В очередной раз собрались. И вот, странное свойство памяти. Я абсолютно не помню, как мы плыли до Куйбышева. Видимо, сказалось успокоение от того, что папа с нами. Но вот отдельные эпизоды дальнейшего в памяти сохранились.

Помню черное море людей на Куйбышевском железнодорожном вокзале. Помню, как мы всей семьей ночевали в каком-то палисаднике. Помню, как я там потерялся...

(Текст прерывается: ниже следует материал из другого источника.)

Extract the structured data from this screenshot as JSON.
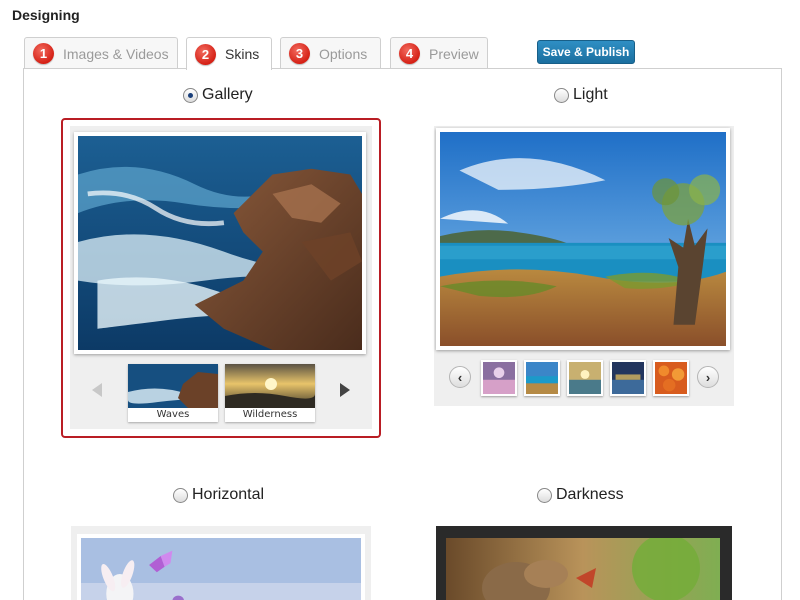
{
  "page": {
    "heading": "Designing"
  },
  "tabs": [
    {
      "number": "1",
      "label": "Images & Videos",
      "active": false
    },
    {
      "number": "2",
      "label": "Skins",
      "active": true
    },
    {
      "number": "3",
      "label": "Options",
      "active": false
    },
    {
      "number": "4",
      "label": "Preview",
      "active": false
    }
  ],
  "toolbar": {
    "publish_label": "Save & Publish"
  },
  "skins": [
    {
      "label": "Gallery",
      "selected": true
    },
    {
      "label": "Light",
      "selected": false
    },
    {
      "label": "Horizontal",
      "selected": false
    },
    {
      "label": "Darkness",
      "selected": false
    }
  ],
  "gallery_preview": {
    "thumbnails": [
      {
        "caption": "Waves"
      },
      {
        "caption": "Wilderness"
      }
    ]
  },
  "colors": {
    "selected_border": "#b91d24",
    "publish_button": "#2a83b8",
    "tab_badge": "#d52116"
  }
}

Мама не раз рассказывала, как она услышала сообщение по громкоговорителю о том, что в отделении милиции находится маленький черноволосый мальчик, в рубашечке из гимнастерки. Она еще посочувствовала его родителям. А потом вдруг оказалось, что меня нет рядом. Я до сих пор помню, как меня держал на своих руках милиционер и кормил огурцом. И в это время в дверь вошел отец…

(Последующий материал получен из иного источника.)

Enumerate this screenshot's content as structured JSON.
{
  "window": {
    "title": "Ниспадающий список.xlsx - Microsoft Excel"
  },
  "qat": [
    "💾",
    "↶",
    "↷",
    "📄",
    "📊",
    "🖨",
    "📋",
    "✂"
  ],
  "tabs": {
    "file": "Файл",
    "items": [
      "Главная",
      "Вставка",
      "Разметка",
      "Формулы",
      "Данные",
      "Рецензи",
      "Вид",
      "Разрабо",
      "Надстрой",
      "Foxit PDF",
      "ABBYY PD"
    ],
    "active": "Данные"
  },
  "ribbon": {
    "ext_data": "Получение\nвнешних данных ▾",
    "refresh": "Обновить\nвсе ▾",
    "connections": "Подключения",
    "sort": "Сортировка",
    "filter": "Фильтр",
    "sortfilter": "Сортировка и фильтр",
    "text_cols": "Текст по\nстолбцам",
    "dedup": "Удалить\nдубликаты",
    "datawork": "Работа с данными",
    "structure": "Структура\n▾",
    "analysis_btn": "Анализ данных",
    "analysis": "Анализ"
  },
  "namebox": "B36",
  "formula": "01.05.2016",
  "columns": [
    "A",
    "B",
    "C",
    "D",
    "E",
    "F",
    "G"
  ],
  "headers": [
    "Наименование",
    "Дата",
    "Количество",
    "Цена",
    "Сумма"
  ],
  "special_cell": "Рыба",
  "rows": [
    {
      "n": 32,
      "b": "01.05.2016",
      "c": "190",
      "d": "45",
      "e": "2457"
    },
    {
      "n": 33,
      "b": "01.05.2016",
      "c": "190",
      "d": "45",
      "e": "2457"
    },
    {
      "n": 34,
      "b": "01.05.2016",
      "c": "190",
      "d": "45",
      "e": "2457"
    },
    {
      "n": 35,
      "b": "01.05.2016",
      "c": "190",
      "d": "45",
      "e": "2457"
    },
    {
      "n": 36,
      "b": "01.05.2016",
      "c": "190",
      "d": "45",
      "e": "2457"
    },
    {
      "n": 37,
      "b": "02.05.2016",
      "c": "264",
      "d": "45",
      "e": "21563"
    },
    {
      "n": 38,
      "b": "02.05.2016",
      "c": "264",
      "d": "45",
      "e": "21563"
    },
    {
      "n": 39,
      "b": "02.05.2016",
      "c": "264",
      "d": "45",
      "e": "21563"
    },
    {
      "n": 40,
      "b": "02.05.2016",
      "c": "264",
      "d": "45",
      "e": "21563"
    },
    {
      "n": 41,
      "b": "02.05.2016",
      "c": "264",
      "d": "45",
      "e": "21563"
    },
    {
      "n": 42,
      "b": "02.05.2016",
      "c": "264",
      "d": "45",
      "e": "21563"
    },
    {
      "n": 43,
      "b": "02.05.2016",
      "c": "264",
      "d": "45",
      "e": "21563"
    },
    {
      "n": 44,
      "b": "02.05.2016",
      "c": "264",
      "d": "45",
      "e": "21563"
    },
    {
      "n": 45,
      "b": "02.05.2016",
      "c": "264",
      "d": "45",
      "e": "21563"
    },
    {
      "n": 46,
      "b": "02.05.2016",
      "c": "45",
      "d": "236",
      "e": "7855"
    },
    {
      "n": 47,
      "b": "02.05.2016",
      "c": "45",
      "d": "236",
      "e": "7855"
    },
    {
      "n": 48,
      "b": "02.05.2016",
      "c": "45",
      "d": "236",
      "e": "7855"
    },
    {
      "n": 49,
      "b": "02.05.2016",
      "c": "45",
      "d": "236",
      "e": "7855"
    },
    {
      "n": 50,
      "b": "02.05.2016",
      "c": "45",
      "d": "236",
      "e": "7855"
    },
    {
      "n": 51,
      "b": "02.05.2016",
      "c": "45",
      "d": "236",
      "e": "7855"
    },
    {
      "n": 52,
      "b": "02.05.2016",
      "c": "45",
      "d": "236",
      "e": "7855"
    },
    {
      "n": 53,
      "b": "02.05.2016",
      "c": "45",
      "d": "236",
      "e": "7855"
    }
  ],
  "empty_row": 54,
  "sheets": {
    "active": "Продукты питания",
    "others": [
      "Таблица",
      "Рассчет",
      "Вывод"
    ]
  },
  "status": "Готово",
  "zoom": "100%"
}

А потом была долгая езда до городка в Восточной Сибири под названием Канск. Первые два года там мы жили на квартире у старухи-сибирячки по имени Матрена. Но «на квартире» - это громко сказано. Это был допотопный, на две малюсенькие комнаты домик, по окна ушедший в землю. Поэтому входили в него, как в подвал, по ступенькам. Старуха была крайне богомольная. Моя память до сих пор хранит ее фигуру - она стоит на коленях перед иконами.

Женщина она была крутая, отпетая матерщинница, но добрая. Меня, как младшего, она жалела. Но именно от нее я впервые услышал слово «жидочек». Потом я его слышал не раз.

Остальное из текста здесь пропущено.